Update a table with data from a TSV file, adding columns if needed.

Parameters:
  • cursor – SQLite database cursor.

  • table_name – Target table name.

  • file_path – Path to the TSV file with new data.

  • parameters – Configuration parameters; expects keys like ‘Allowed new columns’, ‘Allowed missing columns’, ‘Ignore diffs’.

  • timestamp – Current update timestamp string.

  • add_info (str) – Optional progress info for logging.

Returns:

Tuple of (insertions, modifications).

Raises:

ValueError – If too many new or missing columns are detected.

app.database_updater.update_uniprot(conn, parameters, timestamp, versions, organisms=None)[source]

Download and stage UniProt data, writing TSV updates if differences found.

Parameters:
  • conn – SQLite database connection.

  • parameters – Updater parameters (paths, ignore diffs, deletion policy).

  • timestamp – Current update timestamp string.

  • versions (list) – List of current versions of the UniProt database.

  • organisms (set | None) – Optional set of organism IDs to include.

Returns:

Set of UniProt IDs present in the fetched dataset.

app.database_updater.update_version_table(conn, dataset, timestamp, new_versions)[source]

Update the version table with the new versions.

Return type:

None

app.element_styles module

Styles for Dash interface elements.

Defines style dictionaries used throughout the UI, including sidebar, content area, upload components, and status indicators.

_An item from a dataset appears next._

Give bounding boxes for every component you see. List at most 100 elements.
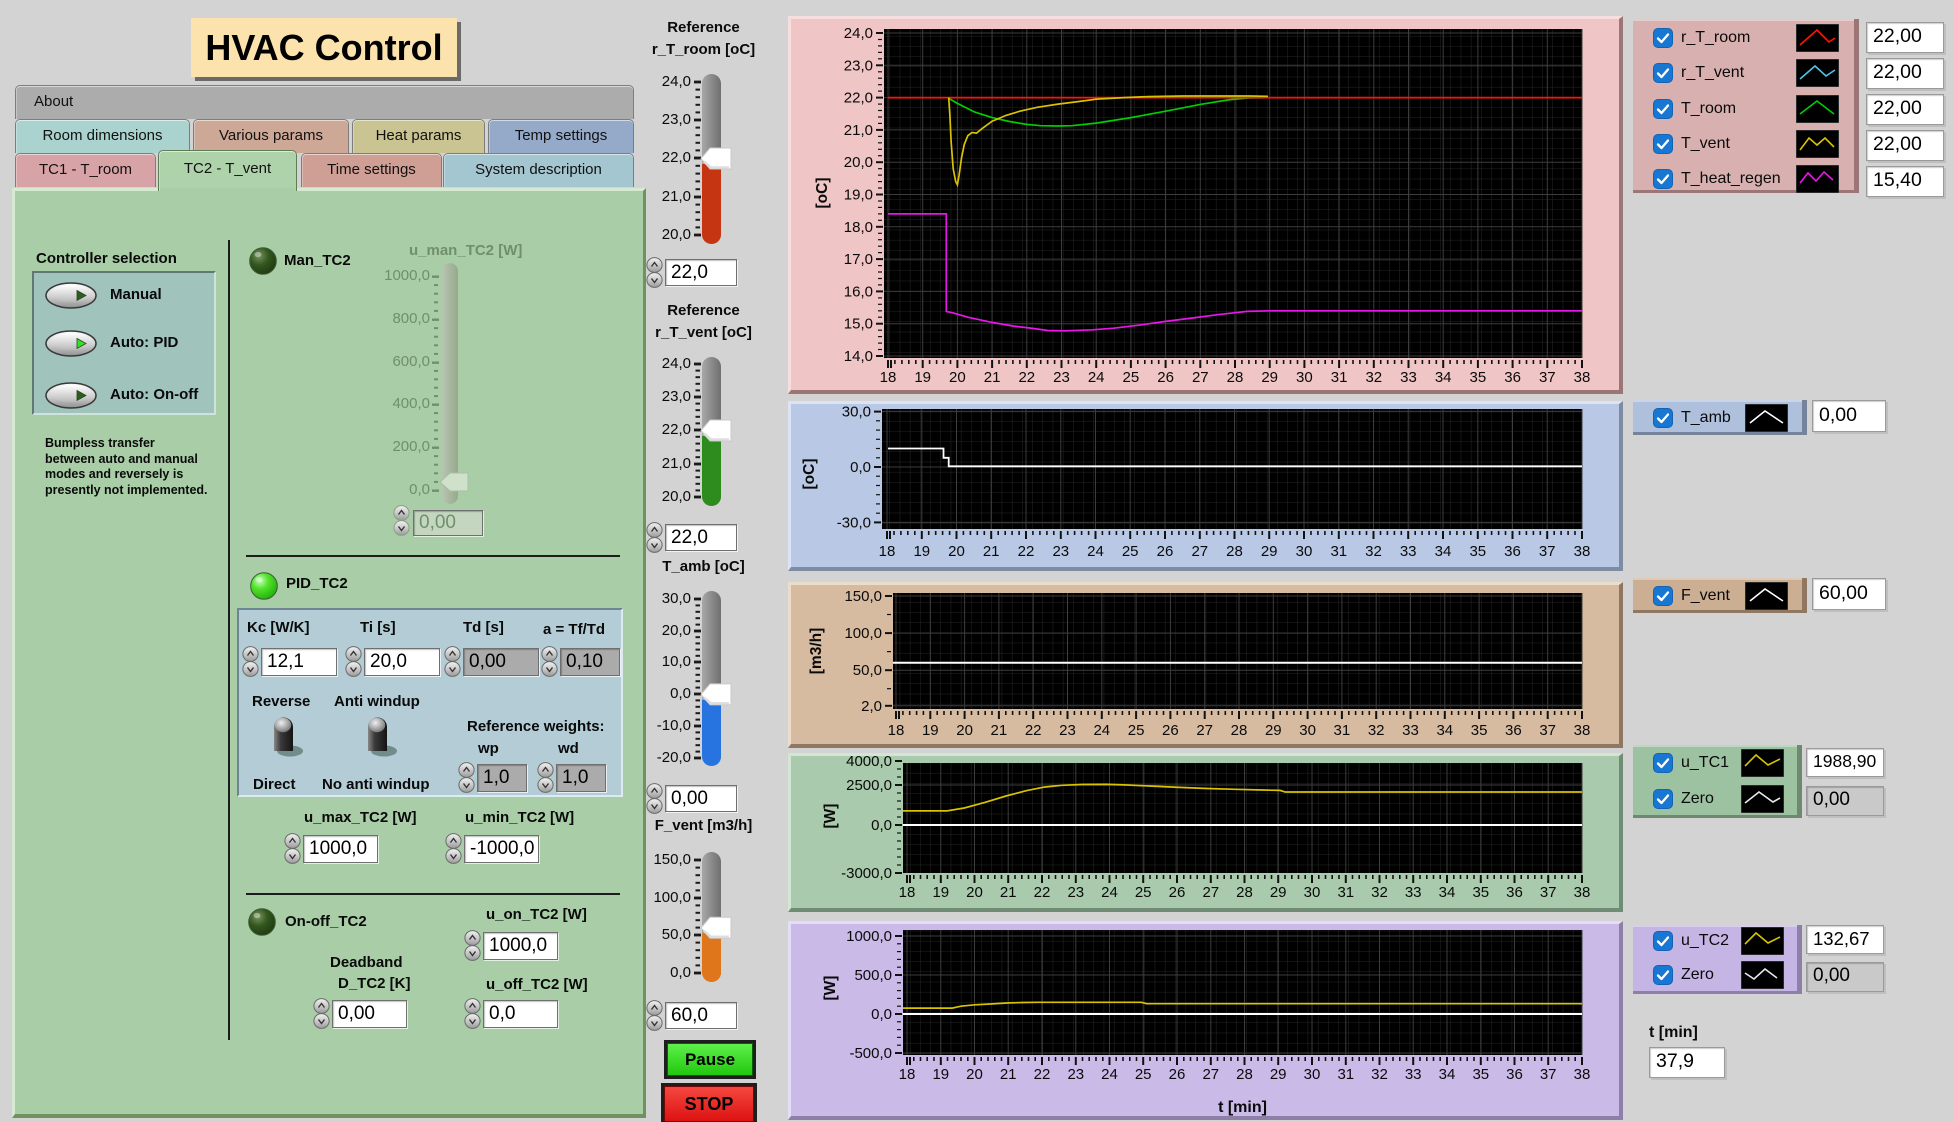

app.embedded_page_updater module

Module for creating embedded page files from a list of websites.

This module reads a text file containing website names and URLs, then generates Dash pages that embed these websites using html.Embed.

Limitations:

  • Not all sites can be embedded due to content security policies (CSP)

  • HTTPS support is untested but may help with embedding restrictions

  • Successfully tested only with:

    • Sites served from the same server

    • www.proteomics.fi

  • All testing has been done without HTTPS

app.embedded_page_updater.create_page_file(output_dir, site_name, url)[source]

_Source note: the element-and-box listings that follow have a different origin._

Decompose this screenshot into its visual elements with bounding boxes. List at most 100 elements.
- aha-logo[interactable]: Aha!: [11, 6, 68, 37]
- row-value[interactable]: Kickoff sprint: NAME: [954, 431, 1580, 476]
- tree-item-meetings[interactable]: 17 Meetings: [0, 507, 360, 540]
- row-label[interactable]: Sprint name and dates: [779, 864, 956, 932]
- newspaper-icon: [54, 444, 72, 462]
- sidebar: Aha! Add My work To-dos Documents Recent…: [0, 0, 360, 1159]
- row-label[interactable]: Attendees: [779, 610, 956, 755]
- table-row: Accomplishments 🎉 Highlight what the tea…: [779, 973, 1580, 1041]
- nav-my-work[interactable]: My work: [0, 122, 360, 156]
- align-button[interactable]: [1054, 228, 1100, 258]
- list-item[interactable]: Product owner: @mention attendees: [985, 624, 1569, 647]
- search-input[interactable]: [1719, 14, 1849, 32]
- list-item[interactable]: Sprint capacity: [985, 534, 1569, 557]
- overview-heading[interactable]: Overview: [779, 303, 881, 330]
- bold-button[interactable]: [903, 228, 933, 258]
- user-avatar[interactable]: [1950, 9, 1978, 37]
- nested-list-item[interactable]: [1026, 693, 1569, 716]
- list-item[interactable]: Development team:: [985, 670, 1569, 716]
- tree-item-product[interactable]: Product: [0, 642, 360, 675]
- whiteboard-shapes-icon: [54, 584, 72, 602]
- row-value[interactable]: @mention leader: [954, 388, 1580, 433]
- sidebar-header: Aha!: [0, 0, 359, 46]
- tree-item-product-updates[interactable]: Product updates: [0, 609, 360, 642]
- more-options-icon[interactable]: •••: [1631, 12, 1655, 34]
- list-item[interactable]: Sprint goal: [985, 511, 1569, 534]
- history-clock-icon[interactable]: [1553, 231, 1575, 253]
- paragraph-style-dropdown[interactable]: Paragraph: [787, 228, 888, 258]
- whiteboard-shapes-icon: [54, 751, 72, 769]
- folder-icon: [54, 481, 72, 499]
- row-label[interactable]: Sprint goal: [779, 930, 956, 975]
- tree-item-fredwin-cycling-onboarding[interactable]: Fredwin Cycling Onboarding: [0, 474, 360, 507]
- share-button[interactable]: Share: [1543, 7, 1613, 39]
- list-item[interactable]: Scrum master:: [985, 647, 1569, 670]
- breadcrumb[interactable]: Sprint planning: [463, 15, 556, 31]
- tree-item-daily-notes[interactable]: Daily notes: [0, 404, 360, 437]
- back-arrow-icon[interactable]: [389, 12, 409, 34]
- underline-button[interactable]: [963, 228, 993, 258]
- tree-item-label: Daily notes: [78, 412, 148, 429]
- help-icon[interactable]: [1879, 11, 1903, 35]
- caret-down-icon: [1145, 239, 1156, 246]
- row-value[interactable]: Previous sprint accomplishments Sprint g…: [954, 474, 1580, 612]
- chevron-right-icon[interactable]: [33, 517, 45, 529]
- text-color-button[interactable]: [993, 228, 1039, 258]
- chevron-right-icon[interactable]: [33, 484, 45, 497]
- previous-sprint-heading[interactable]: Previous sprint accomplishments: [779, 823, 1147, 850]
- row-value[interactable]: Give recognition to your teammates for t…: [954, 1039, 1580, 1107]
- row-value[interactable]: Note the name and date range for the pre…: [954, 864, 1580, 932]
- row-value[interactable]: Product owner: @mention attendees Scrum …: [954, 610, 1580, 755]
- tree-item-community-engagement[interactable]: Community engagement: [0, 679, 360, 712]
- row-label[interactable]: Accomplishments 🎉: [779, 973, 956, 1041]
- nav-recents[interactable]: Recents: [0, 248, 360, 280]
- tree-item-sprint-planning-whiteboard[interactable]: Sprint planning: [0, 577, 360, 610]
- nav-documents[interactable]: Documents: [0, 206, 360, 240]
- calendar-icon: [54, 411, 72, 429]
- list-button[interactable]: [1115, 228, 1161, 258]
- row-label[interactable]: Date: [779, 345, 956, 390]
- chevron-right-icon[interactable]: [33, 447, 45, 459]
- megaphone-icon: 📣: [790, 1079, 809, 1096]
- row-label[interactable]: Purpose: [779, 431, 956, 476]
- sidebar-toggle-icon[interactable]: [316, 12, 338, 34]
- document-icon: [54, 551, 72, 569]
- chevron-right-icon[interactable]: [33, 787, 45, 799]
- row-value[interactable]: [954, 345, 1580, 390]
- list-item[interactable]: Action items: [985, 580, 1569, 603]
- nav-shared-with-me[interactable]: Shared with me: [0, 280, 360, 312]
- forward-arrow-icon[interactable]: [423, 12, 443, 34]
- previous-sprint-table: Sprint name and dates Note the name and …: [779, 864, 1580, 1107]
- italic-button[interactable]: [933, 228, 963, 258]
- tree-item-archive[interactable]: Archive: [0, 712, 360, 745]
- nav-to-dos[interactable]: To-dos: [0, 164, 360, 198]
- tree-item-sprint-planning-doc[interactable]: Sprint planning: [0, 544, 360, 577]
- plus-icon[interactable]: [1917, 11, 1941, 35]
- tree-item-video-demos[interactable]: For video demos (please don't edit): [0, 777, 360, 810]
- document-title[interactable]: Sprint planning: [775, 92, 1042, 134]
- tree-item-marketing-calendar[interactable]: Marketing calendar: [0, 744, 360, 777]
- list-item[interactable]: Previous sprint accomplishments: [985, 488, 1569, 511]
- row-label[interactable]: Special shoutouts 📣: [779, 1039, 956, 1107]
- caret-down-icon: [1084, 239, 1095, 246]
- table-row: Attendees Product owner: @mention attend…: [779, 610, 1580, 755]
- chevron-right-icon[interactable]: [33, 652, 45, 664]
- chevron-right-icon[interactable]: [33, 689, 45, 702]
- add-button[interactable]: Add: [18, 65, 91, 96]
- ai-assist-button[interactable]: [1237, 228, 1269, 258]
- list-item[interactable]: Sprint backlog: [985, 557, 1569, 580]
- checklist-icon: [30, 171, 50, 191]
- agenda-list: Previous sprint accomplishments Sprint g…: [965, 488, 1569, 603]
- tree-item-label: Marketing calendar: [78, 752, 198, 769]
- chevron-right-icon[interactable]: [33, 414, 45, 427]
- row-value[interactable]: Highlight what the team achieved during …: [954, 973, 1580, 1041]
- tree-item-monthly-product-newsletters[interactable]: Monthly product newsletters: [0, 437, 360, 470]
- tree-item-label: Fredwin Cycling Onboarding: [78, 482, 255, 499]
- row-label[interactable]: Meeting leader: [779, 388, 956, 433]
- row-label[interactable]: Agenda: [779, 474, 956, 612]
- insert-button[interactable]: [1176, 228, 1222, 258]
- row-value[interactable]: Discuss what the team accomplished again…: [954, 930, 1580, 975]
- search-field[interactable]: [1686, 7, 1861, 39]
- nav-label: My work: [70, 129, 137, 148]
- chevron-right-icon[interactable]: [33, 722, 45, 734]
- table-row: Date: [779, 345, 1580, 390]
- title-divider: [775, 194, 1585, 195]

Create a new Dash page file for embedding a website.

Parameters:
  • output_dir (str) – Directory where the page file should be created.

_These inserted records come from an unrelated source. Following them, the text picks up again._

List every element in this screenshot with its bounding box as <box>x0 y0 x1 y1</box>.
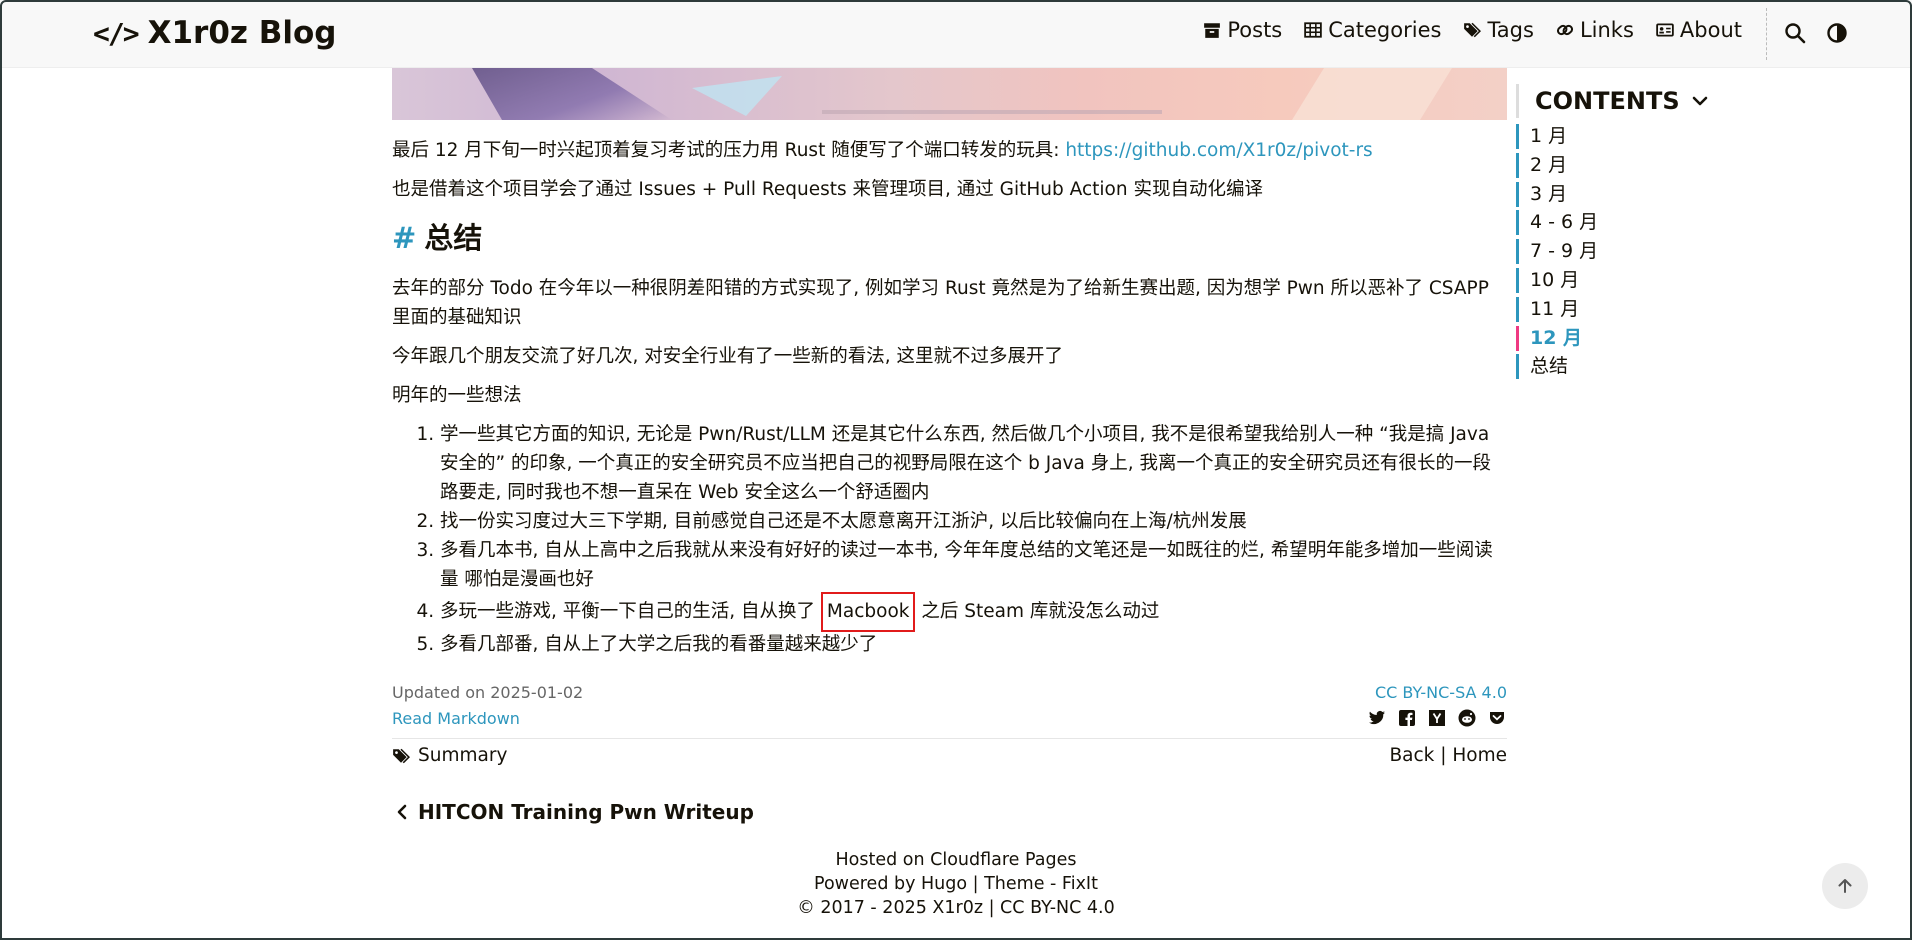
logo-text: X1r0z Blog <box>147 15 337 51</box>
code-icon: </> <box>93 16 140 50</box>
copyright-icon: © <box>797 898 815 918</box>
paragraph-friends: 今年跟几个朋友交流了好几次, 对安全行业有了一些新的看法, 这里就不过多展开了 <box>392 346 1064 367</box>
footer-copyright: © 2017 - 2025 X1r0z | CC BY-NC 4.0 <box>0 896 1912 920</box>
tag-summary[interactable]: Summary <box>392 745 507 766</box>
cover-image <box>392 68 1507 120</box>
site-header: </> X1r0z Blog Posts Categories Tags Lin… <box>0 0 1912 68</box>
list-item: 学一些其它方面的知识, 无论是 Pwn/Rust/LLM 还是其它什么东西, 然… <box>440 420 1507 507</box>
toc-item-nov[interactable]: 11 月 <box>1516 296 1816 322</box>
reddit-icon[interactable] <box>1457 708 1477 728</box>
paragraph-text: 最后 12 月下旬一时兴起顶着复习考试的压力用 Rust 随便写了个端口转发的玩… <box>392 140 1066 161</box>
list-item: 多看几部番, 自从上了大学之后我的看番量越来越少了 <box>440 630 1507 659</box>
article-content: 最后 12 月下旬一时兴起顶着复习考试的压力用 Rust 随便写了个端口转发的玩… <box>392 136 1507 659</box>
prev-post-link[interactable]: HITCON Training Pwn Writeup <box>396 800 754 824</box>
paragraph-github: 也是借着这个项目学会了通过 Issues + Pull Requests 来管理… <box>392 179 1263 200</box>
nav-about-label: About <box>1679 18 1742 42</box>
footer-powered: Powered by Hugo | Theme - FixIt <box>814 874 1098 894</box>
toc-list: 1 月 2 月 3 月 4 - 6 月 7 - 9 月 10 月 11 月 12… <box>1516 124 1816 380</box>
back-home-links: Back | Home <box>1389 745 1507 766</box>
macbook-highlight[interactable]: Macbook <box>820 592 916 632</box>
updated-date: Updated on 2025-01-02 <box>392 683 584 702</box>
toc-item-summary[interactable]: 总结 <box>1516 354 1816 380</box>
nav-posts[interactable]: Posts <box>1203 18 1282 42</box>
chevron-down-icon <box>1692 96 1707 106</box>
toc-item-apr-jun[interactable]: 4 - 6 月 <box>1516 210 1816 236</box>
facebook-icon[interactable] <box>1397 708 1417 728</box>
back-link[interactable]: Back <box>1389 745 1434 766</box>
copyright-text: 2017 - 2025 X1r0z | CC BY-NC 4.0 <box>820 898 1115 918</box>
archive-icon <box>1204 23 1221 38</box>
toc-item-oct[interactable]: 10 月 <box>1516 267 1816 293</box>
footer-divider <box>392 738 1507 739</box>
summary-heading: # 总结 <box>392 218 1507 258</box>
list-item: 找一份实习度过大三下学期, 目前感觉自己还是不太愿意离开江浙沪, 以后比较偏向在… <box>440 507 1507 536</box>
link-icon <box>1556 24 1574 36</box>
post-footer: Updated on 2025-01-02 CC BY-NC-SA 4.0 Re… <box>392 683 1507 766</box>
toc-item-mar[interactable]: 3 月 <box>1516 181 1816 207</box>
share-buttons <box>1367 708 1507 728</box>
plans-list: 学一些其它方面的知识, 无论是 Pwn/Rust/LLM 还是其它什么东西, 然… <box>392 420 1507 659</box>
site-footer: Hosted on Cloudflare Pages Powered by Hu… <box>0 848 1912 920</box>
id-card-icon <box>1656 23 1674 37</box>
tags-icon <box>1464 22 1482 38</box>
twitter-icon[interactable] <box>1367 708 1387 728</box>
nav-posts-label: Posts <box>1227 18 1283 42</box>
toc-item-jul-sep[interactable]: 7 - 9 月 <box>1516 239 1816 265</box>
nav-tags-label: Tags <box>1487 18 1534 42</box>
site-logo[interactable]: </> X1r0z Blog <box>93 15 336 51</box>
paragraph-pivot: 最后 12 月下旬一时兴起顶着复习考试的压力用 Rust 随便写了个端口转发的玩… <box>392 136 1507 165</box>
toc-item-feb[interactable]: 2 月 <box>1516 152 1816 178</box>
heading-anchor[interactable]: # <box>392 218 416 258</box>
nav-divider <box>1766 8 1768 60</box>
license-link[interactable]: CC BY-NC-SA 4.0 <box>1375 683 1507 702</box>
toc-item-jan[interactable]: 1 月 <box>1516 124 1816 149</box>
home-link[interactable]: Home <box>1452 745 1507 766</box>
arrow-up-icon <box>1838 879 1852 893</box>
link-separator: | <box>1434 745 1453 766</box>
footer-hosted: Hosted on Cloudflare Pages <box>835 850 1077 870</box>
nav-tags[interactable]: Tags <box>1463 18 1534 42</box>
paragraph-todo: 去年的部分 Todo 在今年以一种很阴差阳错的方式实现了, 例如学习 Rust … <box>392 278 1489 328</box>
hacker-news-icon[interactable] <box>1427 708 1447 728</box>
search-icon[interactable] <box>1784 22 1806 44</box>
tag-label: Summary <box>418 745 508 766</box>
back-to-top-button[interactable] <box>1822 863 1868 909</box>
grid-icon <box>1304 22 1323 38</box>
list-item-text: 多玩一些游戏, 平衡一下自己的生活, 自从换了 <box>440 601 821 622</box>
nav-about[interactable]: About <box>1656 18 1742 42</box>
nav-categories-label: Categories <box>1328 18 1442 42</box>
toc-title: CONTENTS <box>1535 87 1680 115</box>
list-item: 多玩一些游戏, 平衡一下自己的生活, 自从换了 Macbook 之后 Steam… <box>440 592 1507 632</box>
chevron-left-icon <box>397 804 407 820</box>
theme-toggle-icon[interactable] <box>1826 22 1848 44</box>
read-markdown-link[interactable]: Read Markdown <box>392 709 520 728</box>
main-nav: Posts Categories Tags Links About <box>1203 18 1742 42</box>
nav-links[interactable]: Links <box>1556 18 1634 42</box>
list-item: 多看几本书, 自从上高中之后我就从来没有好好的读过一本书, 今年年度总结的文笔还… <box>440 536 1507 594</box>
tags-icon <box>393 748 410 763</box>
nav-categories[interactable]: Categories <box>1304 18 1441 42</box>
paragraph-plans: 明年的一些想法 <box>392 385 522 406</box>
table-of-contents: CONTENTS 1 月 2 月 3 月 4 - 6 月 7 - 9 月 10 … <box>1516 84 1816 383</box>
toc-item-dec[interactable]: 12 月 <box>1516 325 1816 351</box>
toc-toggle[interactable]: CONTENTS <box>1516 84 1816 118</box>
pivot-rs-link[interactable]: https://github.com/X1r0z/pivot-rs <box>1065 140 1372 161</box>
pocket-icon[interactable] <box>1487 708 1507 728</box>
prev-post-title: HITCON Training Pwn Writeup <box>418 800 754 824</box>
list-item-text: 之后 Steam 库就没怎么动过 <box>915 601 1160 622</box>
nav-links-label: Links <box>1579 18 1634 42</box>
heading-text: 总结 <box>424 221 483 255</box>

  • site_name (str) – Name of the website (used for the page title and route).

  • url (str) – URL of the website to embed.

Return type:

None

Returns:

None.

app.embedded_page_updater.parse_embed_file(filename)[source]

Parse the embed configuration file containing website names and URLs.

Parameters:

filename (str) – Path to the text file containing site information.

Return type:

List[Tuple[str, str]]

Returns:

List of (site_name, url) tuples.

app.embedded_page_updater.update_pages(output_dir, embed_file)[source]

Update embedded pages based on the configuration file.

Parameters:
  • output_dir (str) – Directory where page files should be created.

  • embed_file (str) – Path to the text file containing site information.

Return type:

None

Returns:

None.

app.run_as_pipeline module

ProteoGyver Batch Pipeline

This script runs the complete batch pipeline using the same infrastructure as the GUI, ensuring identical behavior and maintainability.

app.run_as_pipeline.main()[source]

Command line interface for the batch pipeline.

Returns:

None.

app.run_as_pipeline.run_batch_pipeline(toml_path)[source]

Run the complete batch pipeline.

Parameters:

toml_path (str) – Path to the TOML configuration file.

Return type:

dict

Returns:

Summary dict with execution details, export paths, and figures info.

Module contents

ProteoGyver - A web-based platform for proteomics and interactomics data analysis.